Story URL: http://networks.silicon.com/webwatch/0,39024667,11037035,00.htm


Customer chaos follows RBS mortgage shake-up
We're One, but we're not the same...

By Tony Hallett

Published: Monday 13 January 2003

Royal Bank of Scotland (RBS) has caused chaos for many of its online banking customers following the rebranding of its current account mortgage product.

In July 2001 RBS paid about £100m to buy the venture from its founders, Richard Branson's Virgin group and Australian financial outfit AMP, and this weekend renamed it 'The One'. It was previously known as 'Virgin One'. However, the website - www.virginone.com - is still active, even though one carrying the new branding has been set-up.

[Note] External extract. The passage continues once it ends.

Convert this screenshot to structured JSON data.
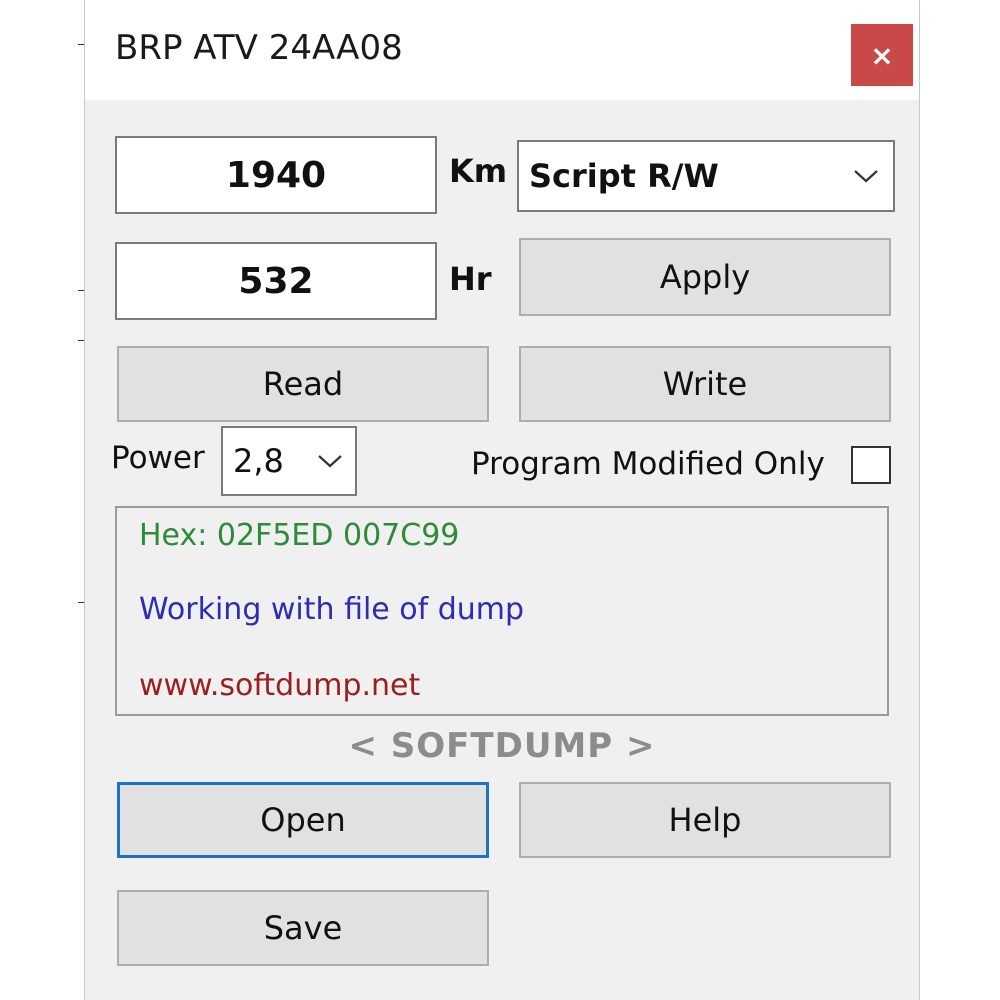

Many users access their account via the web and over the weekend the service's helpdesk recived complaints from customers that the www.oneaccount.com log-in procedure resulted in an 'Invalid details entered, please try again' error message. Agents said the fault would be repaired some time on Monday.

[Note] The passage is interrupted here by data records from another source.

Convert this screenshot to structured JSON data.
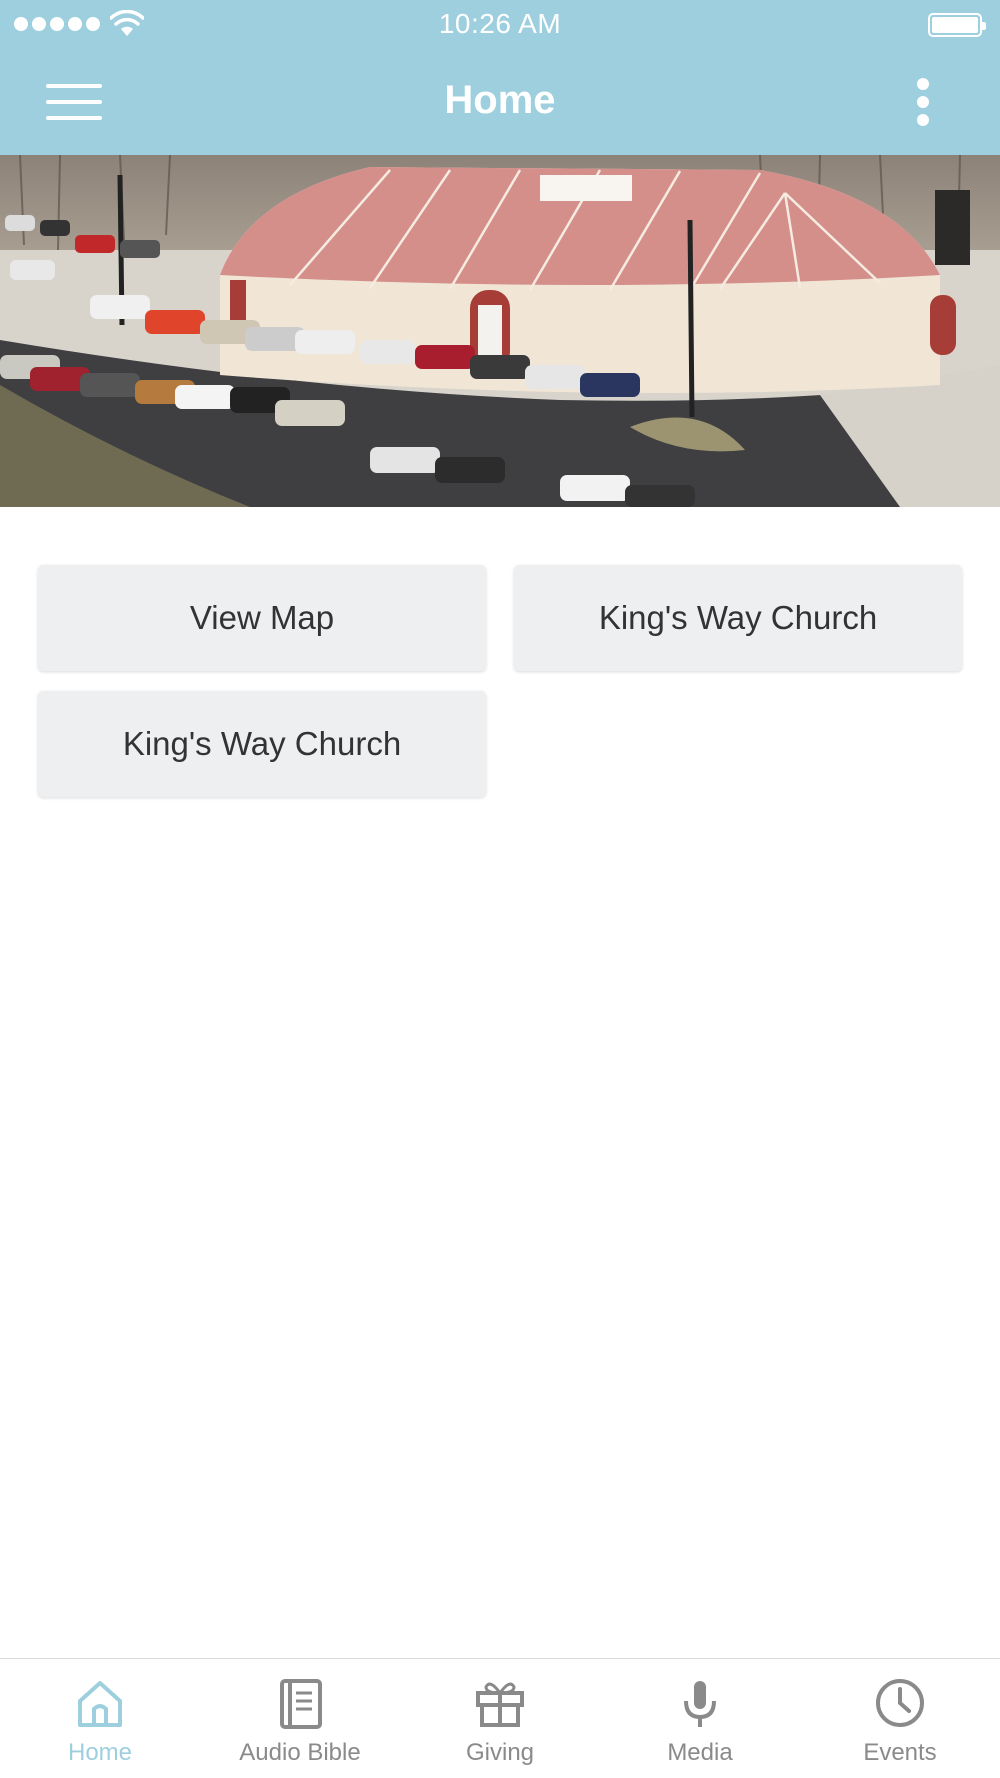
{
  "status_bar": {
    "time": "10:26 AM"
  },
  "nav": {
    "title": "Home"
  },
  "buttons": [
    {
      "label": "View Map"
    },
    {
      "label": "King's Way Church"
    },
    {
      "label": "King's Way Church"
    }
  ],
  "tabs": [
    {
      "label": "Home",
      "icon": "home-icon",
      "active": true
    },
    {
      "label": "Audio Bible",
      "icon": "book-icon",
      "active": false
    },
    {
      "label": "Giving",
      "icon": "gift-icon",
      "active": false
    },
    {
      "label": "Media",
      "icon": "microphone-icon",
      "active": false
    },
    {
      "label": "Events",
      "icon": "clock-icon",
      "active": false
    }
  ],
  "colors": {
    "header": "#9ecfdf",
    "tab_active": "#9ecfdf",
    "tab_inactive": "#8a8a8a",
    "button_bg": "#eeeff1"
  }
}
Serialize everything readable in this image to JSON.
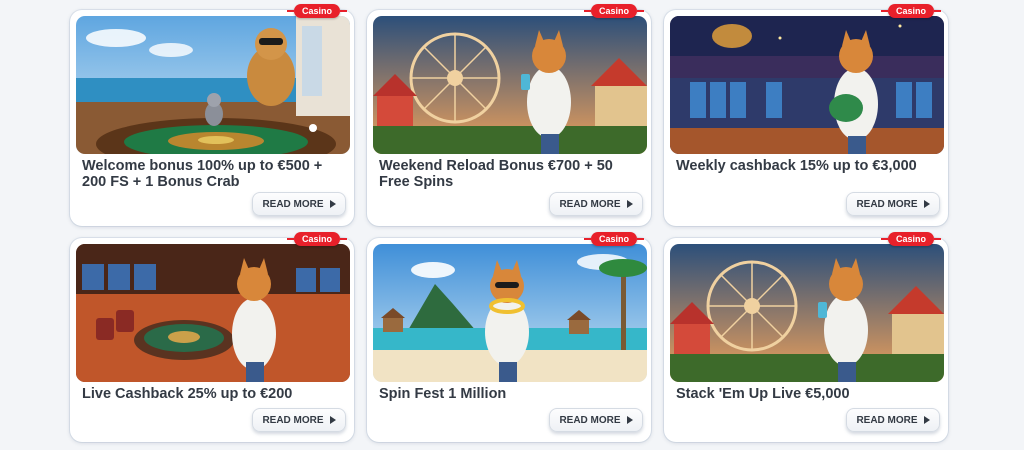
{
  "cards": [
    {
      "badge": "Casino",
      "title": "Welcome bonus 100% up to €500 + 200 FS + 1 Bonus Crab",
      "button": "READ MORE",
      "image": "cat-and-mouse-roulette-on-yacht"
    },
    {
      "badge": "Casino",
      "title": "Weekend Reload Bonus €700 + 50 Free Spins",
      "button": "READ MORE",
      "image": "cat-with-drink-at-fair-ferris-wheel"
    },
    {
      "badge": "Casino",
      "title": "Weekly cashback 15% up to €3,000",
      "button": "READ MORE",
      "image": "cat-with-money-bag-in-casino-hall"
    },
    {
      "badge": "Casino",
      "title": "Live Cashback 25% up to €200",
      "button": "READ MORE",
      "image": "cat-at-casino-roulette-table"
    },
    {
      "badge": "Casino",
      "title": "Spin Fest 1 Million",
      "button": "READ MORE",
      "image": "cat-on-tropical-beach-with-lei"
    },
    {
      "badge": "Casino",
      "title": "Stack 'Em Up Live €5,000",
      "button": "READ MORE",
      "image": "cat-with-drink-at-fair-ferris-wheel"
    }
  ]
}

A One account spokesman told silicon.com: "It is confusing but the oneaccount.com site is actually only for new customers. Existing customers shouldn't be going there [but should carry on using the old www.virginone.com log-in]."

A letter addressed to all Virgin One account holders several weeks ago from Virgin One MD Jayne-Anne Gadhia said the company name would change rather than the account name, the spokesman added.

RBS will spend £15m on an advertising campaign - featuring puppet characters from 1970s kids TV show Hector's House - to get across the new One account name.

Since its launch five years ago the One account - which sees current account credits offset against mortgage debts and other moneys owed - has attracted 92,000 customers, and lent £5.1bn by June 2002.

However, the field - once thin as borrowers favoured fixed repayment and endowment-based products - is getting more crowded, with around 20 companies, including Barclays with OpenPlan and HBOS with IF, breathing down the early leader's neck.

In today's FT, One account MD Gadhia said that as the offerings become more of a commodity, providers will have to differentiate on customer service.